The £450 million Boiler Upgrade Scheme is part of more than £3.9 billion of new funding being announced today by the government for decarbonising heat and buildings. This will fund the next 3 years of investment through the Social Housing Decarbonisation Fund, the Home Upgrade Grant scheme, the Boiler Upgrade Scheme and the Heat Networks Transformation Programme and reducing carbon emissions from public buildings through the Public Sector Decarbonisation Scheme.
The government and industry will also work together to help meet the aim of heat pumps costing the same to buy and run as fossil fuel boilers by 2030, with big cost reductions of between a quarter and a half by 2025 expected as the market expands and technology develops.
This will support the government’s new target for all new heating systems installed in UK homes by 2035 to be either using low-carbon technologies, such as electric heat pumps, or supporting new technologies like hydrogen-ready boilers, where we are confident we can supply clean, green fuel.

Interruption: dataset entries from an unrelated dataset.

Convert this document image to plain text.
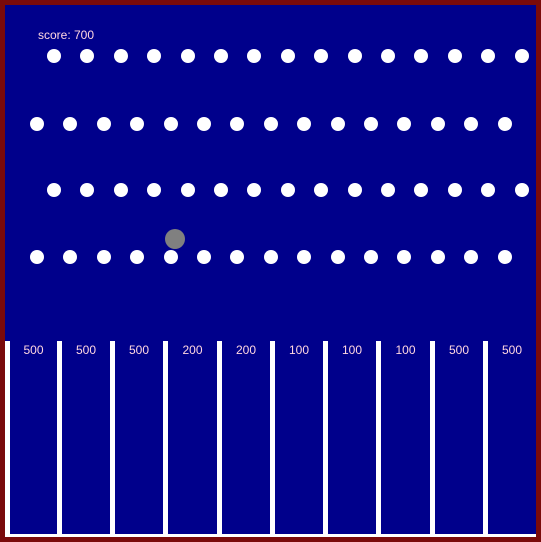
score: 700
500	500	500	200	200	100	100	100	500	500
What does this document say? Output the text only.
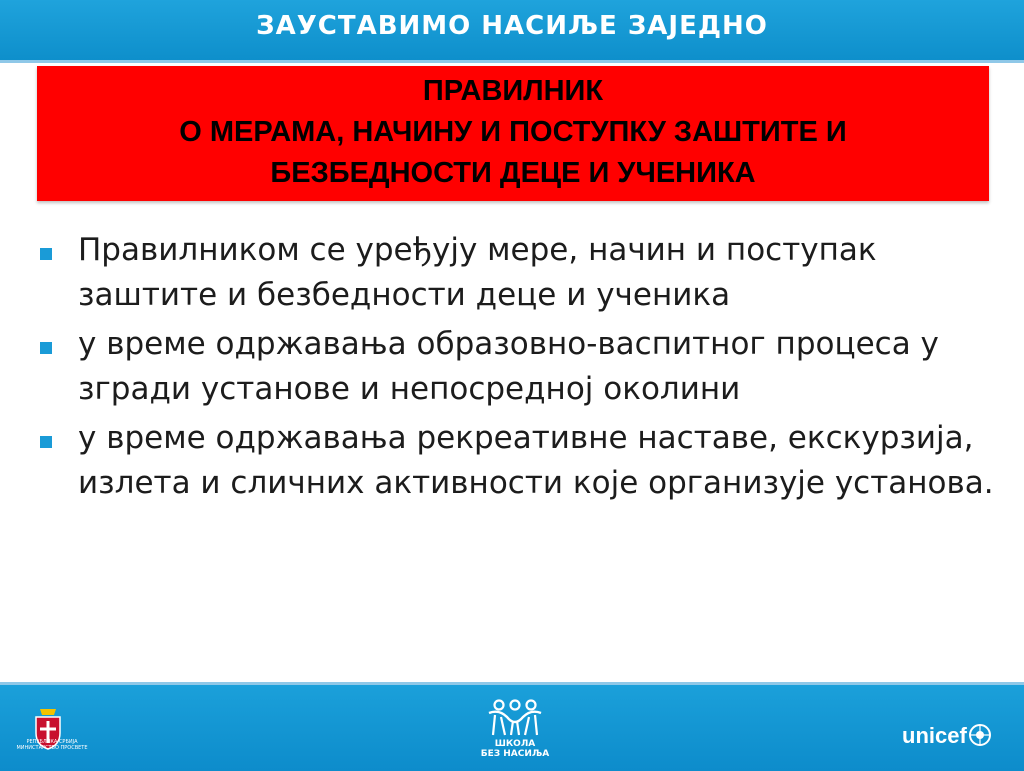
ЗАУСТАВИМО НАСИЉЕ ЗАЈЕДНО
ПРАВИЛНИК
О МЕРАМА, НАЧИНУ И ПОСТУПКУ ЗАШТИТЕ И
БЕЗБЕДНОСТИ ДЕЦЕ И УЧЕНИКА
Правилником се уређују мере, начин и поступак заштите и безбедности деце и ученика
у време одржавања образовно-васпитног процеса у згради установе и непосредној околини
у време одржавања рекреативне наставе, екскурзија, излета и сличних активности које организује установа.
РЕПУБЛИКА СРБИЈА МИНИСТАРСТВО ПРОСВЕТЕ	ШКОЛА
БЕЗ НАСИЉА
unicef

No-one will be forced to remove their existing fossil fuel boilers, with this transition of the next 14 years seeing the UK’s households gradually move away from fossil fuel boilers in an affordable, practical and fair way, enabling homeowners to easily make these green choices when the time comes to replace their old boiler.
Recent volatile gas prices across the world have demonstrated the need for the UK to build a secure, home-grown energy sector which supports households to reduce their reliance on fossils fuels such as using gas boilers, while protecting consumers and businesses from unforeseen price spikes.
Over the coming years, industry leaders expect electric heat pumps will cost the same as gas boilers to buy and run. UK manufacturers are already making electric heat pumps more attractive to consumers and more affordable and the government wants to incentivise consumers to make the switch as quickly as possible.
To ensure electric heat pumps will be no more expensive to run than gas boilers, ministers want to reduce the price of electricity over the next decade by shifting levies away from electricity to gas. A call for evidence is expected to be published with decisions made in 2022.